Sunseri, however, is worried about what he calls an “unprecedented shift” in FDA policies regarding the oyster industry.
“It’s an unjustified unilateral approach to address health concerns for a vulnerable group,” said Sunseri, who has been active in political issues surrounding the oyster industry for years. “The unilateral approach is the most disheartening, because mostly the FDA works with the Interstate Shellfish Sanitation Conference to set the guidelines and ensure healthy, wonderful shellfish throughout the nation. This is a denial of the American public to a consume a 99 percent healthy, safe and economically important food source.”
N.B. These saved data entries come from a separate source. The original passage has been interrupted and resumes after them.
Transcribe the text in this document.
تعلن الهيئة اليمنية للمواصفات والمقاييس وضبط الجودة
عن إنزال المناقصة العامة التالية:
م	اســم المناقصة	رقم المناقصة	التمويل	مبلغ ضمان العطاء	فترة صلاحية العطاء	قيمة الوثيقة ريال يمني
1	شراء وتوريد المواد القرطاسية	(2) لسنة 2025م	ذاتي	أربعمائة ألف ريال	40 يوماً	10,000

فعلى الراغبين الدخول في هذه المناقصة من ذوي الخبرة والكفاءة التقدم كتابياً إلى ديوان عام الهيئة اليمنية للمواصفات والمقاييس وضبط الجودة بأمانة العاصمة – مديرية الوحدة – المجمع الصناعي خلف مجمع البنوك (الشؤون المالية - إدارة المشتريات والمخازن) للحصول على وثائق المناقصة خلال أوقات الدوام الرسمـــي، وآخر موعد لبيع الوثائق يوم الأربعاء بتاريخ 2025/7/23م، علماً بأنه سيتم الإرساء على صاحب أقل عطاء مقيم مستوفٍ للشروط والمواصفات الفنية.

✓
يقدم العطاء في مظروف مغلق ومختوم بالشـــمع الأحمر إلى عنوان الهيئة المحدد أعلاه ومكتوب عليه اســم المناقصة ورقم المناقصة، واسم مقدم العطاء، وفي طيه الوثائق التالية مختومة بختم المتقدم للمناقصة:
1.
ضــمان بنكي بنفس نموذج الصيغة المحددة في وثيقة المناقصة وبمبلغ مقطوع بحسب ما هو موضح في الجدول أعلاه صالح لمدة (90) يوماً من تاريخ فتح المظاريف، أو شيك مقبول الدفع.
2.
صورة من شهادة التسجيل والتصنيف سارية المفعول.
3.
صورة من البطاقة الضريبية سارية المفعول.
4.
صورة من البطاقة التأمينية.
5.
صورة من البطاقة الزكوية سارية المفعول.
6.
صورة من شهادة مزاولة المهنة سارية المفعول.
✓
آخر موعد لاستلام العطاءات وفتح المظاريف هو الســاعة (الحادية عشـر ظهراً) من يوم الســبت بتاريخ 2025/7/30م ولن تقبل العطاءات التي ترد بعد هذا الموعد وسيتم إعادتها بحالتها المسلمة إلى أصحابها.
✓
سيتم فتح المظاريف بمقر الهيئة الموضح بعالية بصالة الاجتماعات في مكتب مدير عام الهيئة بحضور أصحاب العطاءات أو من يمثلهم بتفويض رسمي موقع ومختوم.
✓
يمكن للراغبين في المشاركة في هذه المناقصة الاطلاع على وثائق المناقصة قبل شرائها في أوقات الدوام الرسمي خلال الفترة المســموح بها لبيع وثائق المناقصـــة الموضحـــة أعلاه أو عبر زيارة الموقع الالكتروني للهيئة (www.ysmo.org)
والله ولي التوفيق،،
The ISSC, a conference that promotes shellfish sanitation through state and federal cooperation, works with the FDA to set industry regulations. It came up with the 2001 regulations that remain in place today and do not include post-harvest processing.
P&J is the oldest oyster processing and distributing company in the United States and shucks about a quarter-million oysters per week in house. Sal Sunseri and his brother Al, who currently serves as the Louisiana representative on the Gulf Oyster Industry Council, are fifth-generation owners of the business. Their oysters go to more than 100 restaurants in the New Orleans area, but they fear their business will be a shell of what it is if the proposal resurfaces.
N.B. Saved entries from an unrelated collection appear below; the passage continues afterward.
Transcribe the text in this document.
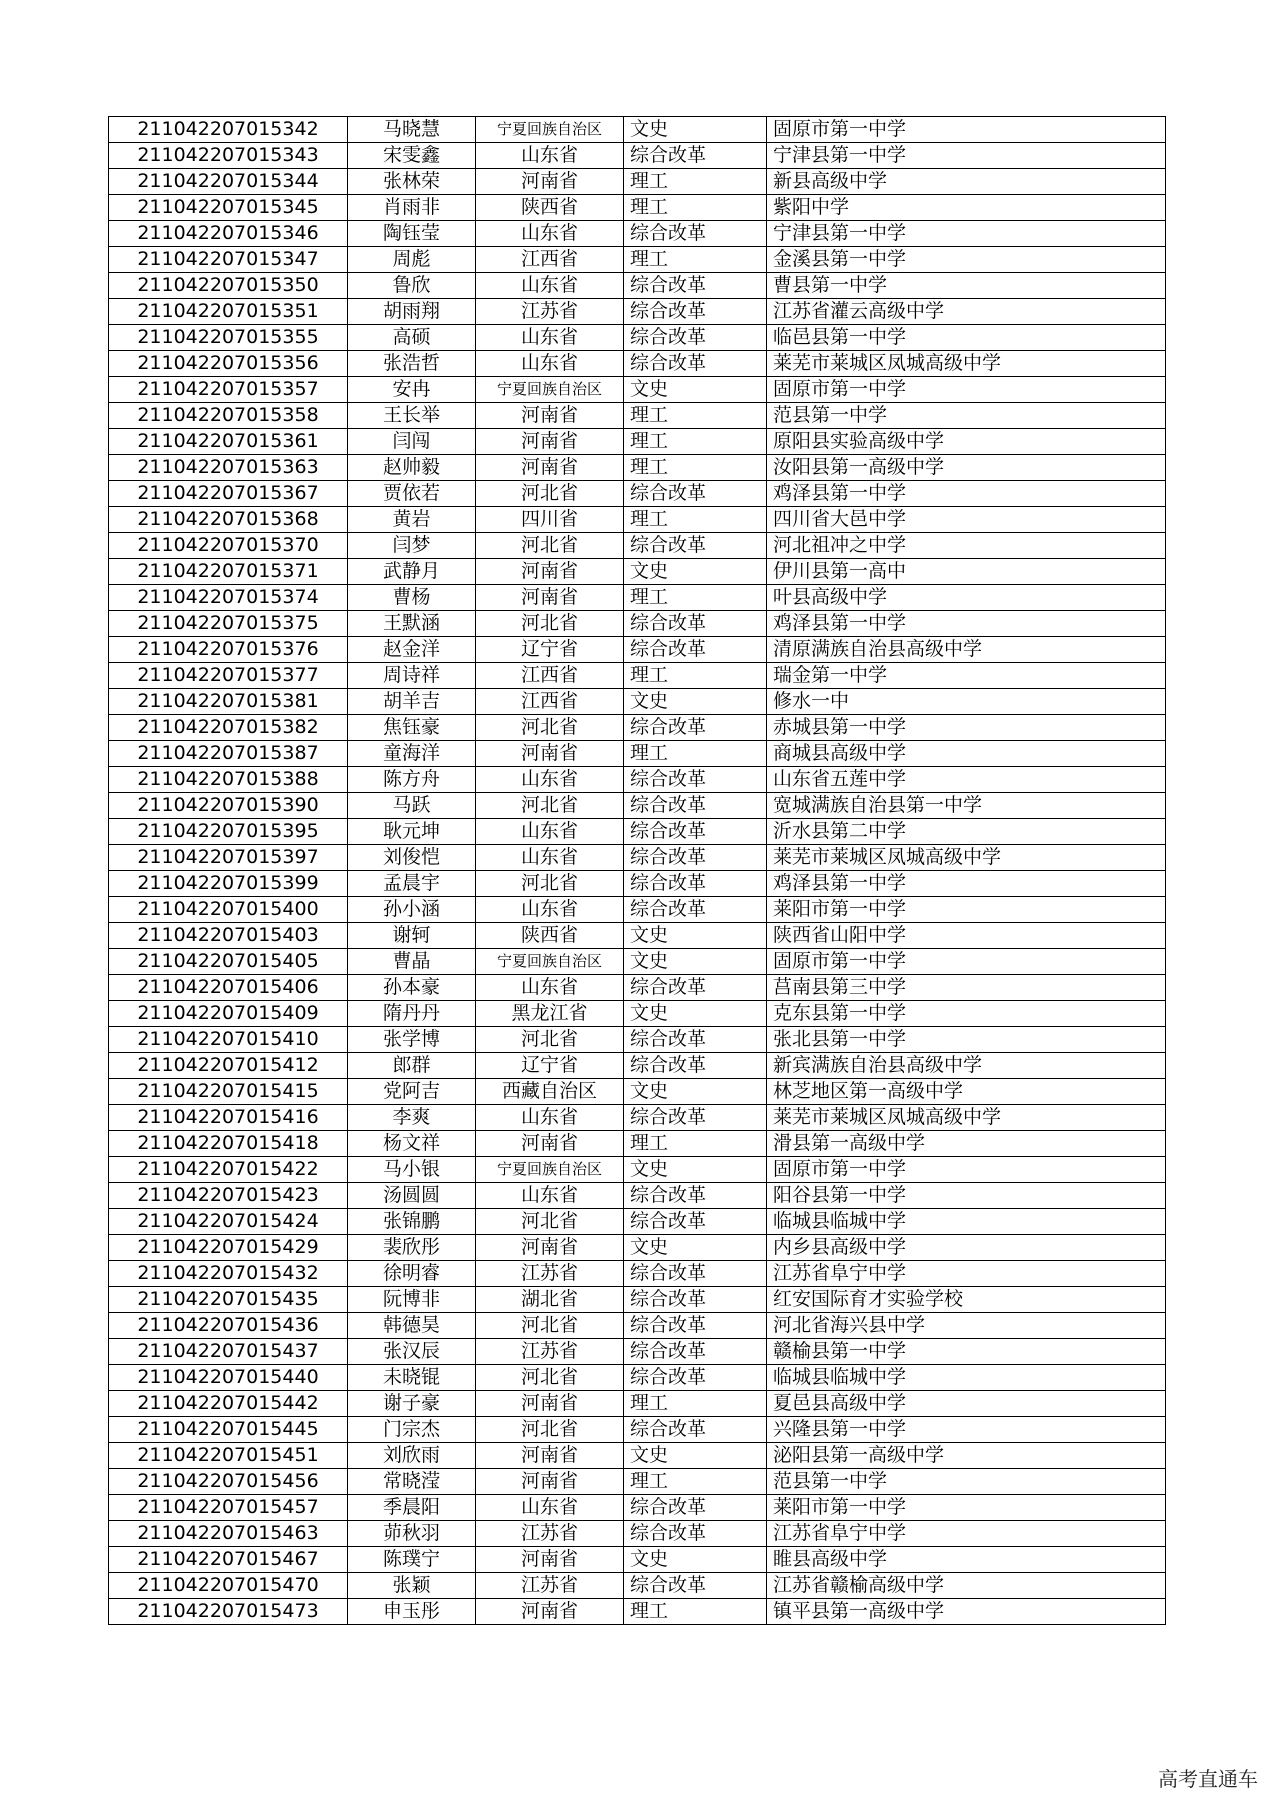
211042207015342	马晓慧	宁夏回族自治区	文史	固原市第一中学
211042207015343	宋雯鑫	山东省	综合改革	宁津县第一中学
211042207015344	张林荣	河南省	理工	新县高级中学
211042207015345	肖雨非	陕西省	理工	紫阳中学
211042207015346	陶钰莹	山东省	综合改革	宁津县第一中学
211042207015347	周彪	江西省	理工	金溪县第一中学
211042207015350	鲁欣	山东省	综合改革	曹县第一中学
211042207015351	胡雨翔	江苏省	综合改革	江苏省灌云高级中学
211042207015355	高硕	山东省	综合改革	临邑县第一中学
211042207015356	张浩哲	山东省	综合改革	莱芜市莱城区凤城高级中学
211042207015357	安冉	宁夏回族自治区	文史	固原市第一中学
211042207015358	王长举	河南省	理工	范县第一中学
211042207015361	闫闯	河南省	理工	原阳县实验高级中学
211042207015363	赵帅毅	河南省	理工	汝阳县第一高级中学
211042207015367	贾依若	河北省	综合改革	鸡泽县第一中学
211042207015368	黄岩	四川省	理工	四川省大邑中学
211042207015370	闫梦	河北省	综合改革	河北祖冲之中学
211042207015371	武静月	河南省	文史	伊川县第一高中
211042207015374	曹杨	河南省	理工	叶县高级中学
211042207015375	王默涵	河北省	综合改革	鸡泽县第一中学
211042207015376	赵金洋	辽宁省	综合改革	清原满族自治县高级中学
211042207015377	周诗祥	江西省	理工	瑞金第一中学
211042207015381	胡羊吉	江西省	文史	修水一中
211042207015382	焦钰豪	河北省	综合改革	赤城县第一中学
211042207015387	童海洋	河南省	理工	商城县高级中学
211042207015388	陈方舟	山东省	综合改革	山东省五莲中学
211042207015390	马跃	河北省	综合改革	宽城满族自治县第一中学
211042207015395	耿元坤	山东省	综合改革	沂水县第二中学
211042207015397	刘俊恺	山东省	综合改革	莱芜市莱城区凤城高级中学
211042207015399	孟晨宇	河北省	综合改革	鸡泽县第一中学
211042207015400	孙小涵	山东省	综合改革	莱阳市第一中学
211042207015403	谢轲	陕西省	文史	陕西省山阳中学
211042207015405	曹晶	宁夏回族自治区	文史	固原市第一中学
211042207015406	孙本豪	山东省	综合改革	莒南县第三中学
211042207015409	隋丹丹	黑龙江省	文史	克东县第一中学
211042207015410	张学博	河北省	综合改革	张北县第一中学
211042207015412	郎群	辽宁省	综合改革	新宾满族自治县高级中学
211042207015415	党阿吉	西藏自治区	文史	林芝地区第一高级中学
211042207015416	李爽	山东省	综合改革	莱芜市莱城区凤城高级中学
211042207015418	杨文祥	河南省	理工	滑县第一高级中学
211042207015422	马小银	宁夏回族自治区	文史	固原市第一中学
211042207015423	汤圆圆	山东省	综合改革	阳谷县第一中学
211042207015424	张锦鹏	河北省	综合改革	临城县临城中学
211042207015429	裴欣彤	河南省	文史	内乡县高级中学
211042207015432	徐明睿	江苏省	综合改革	江苏省阜宁中学
211042207015435	阮博非	湖北省	综合改革	红安国际育才实验学校
211042207015436	韩德昊	河北省	综合改革	河北省海兴县中学
211042207015437	张汉辰	江苏省	综合改革	赣榆县第一中学
211042207015440	未晓锟	河北省	综合改革	临城县临城中学
211042207015442	谢子豪	河南省	理工	夏邑县高级中学
211042207015445	门宗杰	河北省	综合改革	兴隆县第一中学
211042207015451	刘欣雨	河南省	文史	泌阳县第一高级中学
211042207015456	常晓滢	河南省	理工	范县第一中学
211042207015457	季晨阳	山东省	综合改革	莱阳市第一中学
211042207015463	茆秋羽	江苏省	综合改革	江苏省阜宁中学
211042207015467	陈璞宁	河南省	文史	睢县高级中学
211042207015470	张颖	江苏省	综合改革	江苏省赣榆高级中学
211042207015473	申玉彤	河南省	理工	镇平县第一高级中学
高考直通车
Those who have spoken out against this proposal say they do not want to treat their oysters after harvest, and they will not buy oysters that are not from the Gulf Coast, where the bacteria is most prevalent due to the water temperature and salinity of the Gulf.
Restaurateurs Loyal to Gulf Coast Oysters
Donald Link, co-owner and head chef at Cochon Restaurant, said he would never sell frozen oysters or oysters from anywhere but the Gulf Coast.
“I would never ever sell imported oysters, or frozen oysters or some genetically altered oyster. I would stop selling them,” Link said. “This is going to destroy the oyster business.”
Link’s two restaurants, Cochon and Herbsaint, go through 1,600 to 2,000 Gulf Coast oysters per week. Once the oysters arrive at his restaurant, he said he and his staff take all the precautions to ensure that the oysters he serves are uncontaminated.
“I know where [the oysters] come from … and I refrigerate and handle them properly,” said Link, who added that he serves the oysters within a day or two of their arrival at his door.
Though oysters are contaminated by Vibrio vulnificus before harvesting, poor handling also can lead to food-borne illnesses.
But Link calls himself and his operations “small time.” Renowned institutions such as Casamento’s on Magazine Street and Acme Oyster House on Toulouse Street sell tens of thousands of raw oysters a week.
Mike Rogers shucks more than 12,000 oysters per week at Casamento’s, a New Orleans institution. CJ Casamento, owner and lead chef, said he was never too worried about the potential ban but said it would greatly hurt his business, especially during the New Orleans Jazz and Heritage Festival in late April.
“Sixty percent of my business is oysters,” said Casamento, whose family has owned the restaurant for 90 years. “There is nothing like a Gulf Coast oyster in size and taste.”
Catherine Lyons is a writer in New Orleans.